Local authorities are to be forced to publicly disclose all the properties they own as part of government plans to make better use of public sector land and build more homes.
Speaking at the Government Property Conference this morning, Cabinet Office minister Matthew Hancock said that through the Housing and Planning Bill councils will be required to publish information on buildings such as offices and shops that have stood empty for longer than two years.
They will also have to list homes that have been empty for more than six months and explain why. The move is aimed to boost transparency and help councils make savings by freeing up more public sector land.

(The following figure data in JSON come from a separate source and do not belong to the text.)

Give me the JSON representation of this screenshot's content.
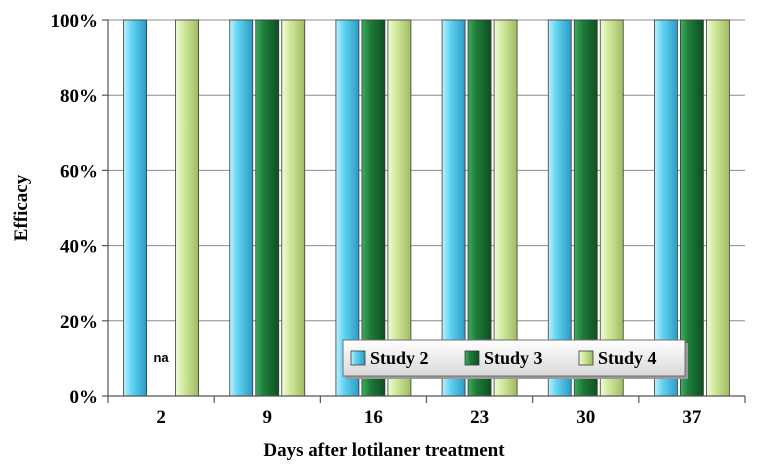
{
  "chart_data": {
    "type": "bar",
    "categories": [
      "2",
      "9",
      "16",
      "23",
      "30",
      "37"
    ],
    "series": [
      {
        "name": "Study 2",
        "values": [
          100,
          100,
          100,
          100,
          100,
          100
        ],
        "color": "#5bcff0"
      },
      {
        "name": "Study 3",
        "values": [
          null,
          100,
          100,
          100,
          100,
          100
        ],
        "color": "#1e7a38"
      },
      {
        "name": "Study 4",
        "values": [
          100,
          100,
          100,
          100,
          100,
          100
        ],
        "color": "#cfe79c"
      }
    ],
    "xlabel": "Days after lotilaner treatment",
    "ylabel": "Efficacy",
    "ylim": [
      0,
      100
    ],
    "yticks": [
      "0%",
      "20%",
      "40%",
      "60%",
      "80%",
      "100%"
    ],
    "grid": true,
    "legend_position": "bottom-right",
    "annotations": [
      {
        "text": "na",
        "category": "2",
        "series": "Study 3"
      }
    ]
  }
}
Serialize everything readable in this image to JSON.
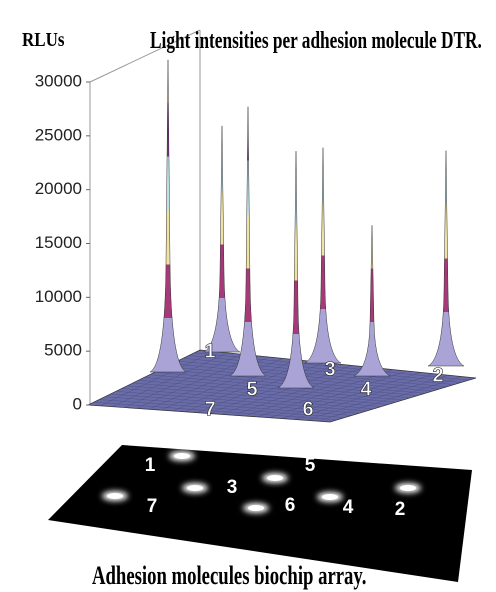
{
  "chart_data": {
    "type": "surface3d",
    "title": "Light intensities per adhesion molecule DTR.",
    "ylabel": "RLUs",
    "categories": [
      "1",
      "5",
      "3",
      "7",
      "6",
      "4",
      "2"
    ],
    "values": [
      21000,
      25000,
      20000,
      29000,
      22000,
      14000,
      20000
    ],
    "ylim": [
      0,
      30000
    ],
    "yticks": [
      0,
      5000,
      10000,
      15000,
      20000,
      25000,
      30000
    ],
    "band_colors": [
      "#a9a3d6",
      "#a63a78",
      "#efe2a2",
      "#bfe2ea",
      "#7a2a80",
      "#f09a90"
    ],
    "floor_color": "#6a6ca8"
  },
  "array": {
    "caption": "Adhesion molecules biochip array."
  }
}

His speech at the Queen Elizabeth II conference hall in Westminster marked the release of the government’s latest State of the Estate report, which revealed government departments have saved £842m over the past year by selling empty buildings and exiting expensive rentals.
Its total estate has shrunk by 22 per cent since 2010, according to the report, freeing up 2.4 million square metres of space – equivalent to the entire principality of Monaco – and raising £1.8bn in capital receipts.
As a result, the number of property holdings has fallen below 5,000 for the first time. However the government still owns 8.3m sq m of property, down 3.1 per cent over the year, which costs £2.7bn to run.
Hancock also told councils at the conference that the government will also push to reduce its total number of offices by 75 per cent before 2023 – from from 800 to 200 offices – as part plans to save over £2bn over the next 10 years.
Hancock said: "We have a laser focus on cutting the deficit, supporting growth and providing more houses. To that end, we’re determined to release property the government no longer needs and get out of expensive rentals that aren't offering value for money.”
In November's Autumn Statement, the chancellor George Osborne pledged to release £4.5bn of government land and property to make space for 160,000 homes. A new central body will be in operation by April 2017 to manage the estate just as a commercial company would and to ensure the government achieves the best value from selling properties.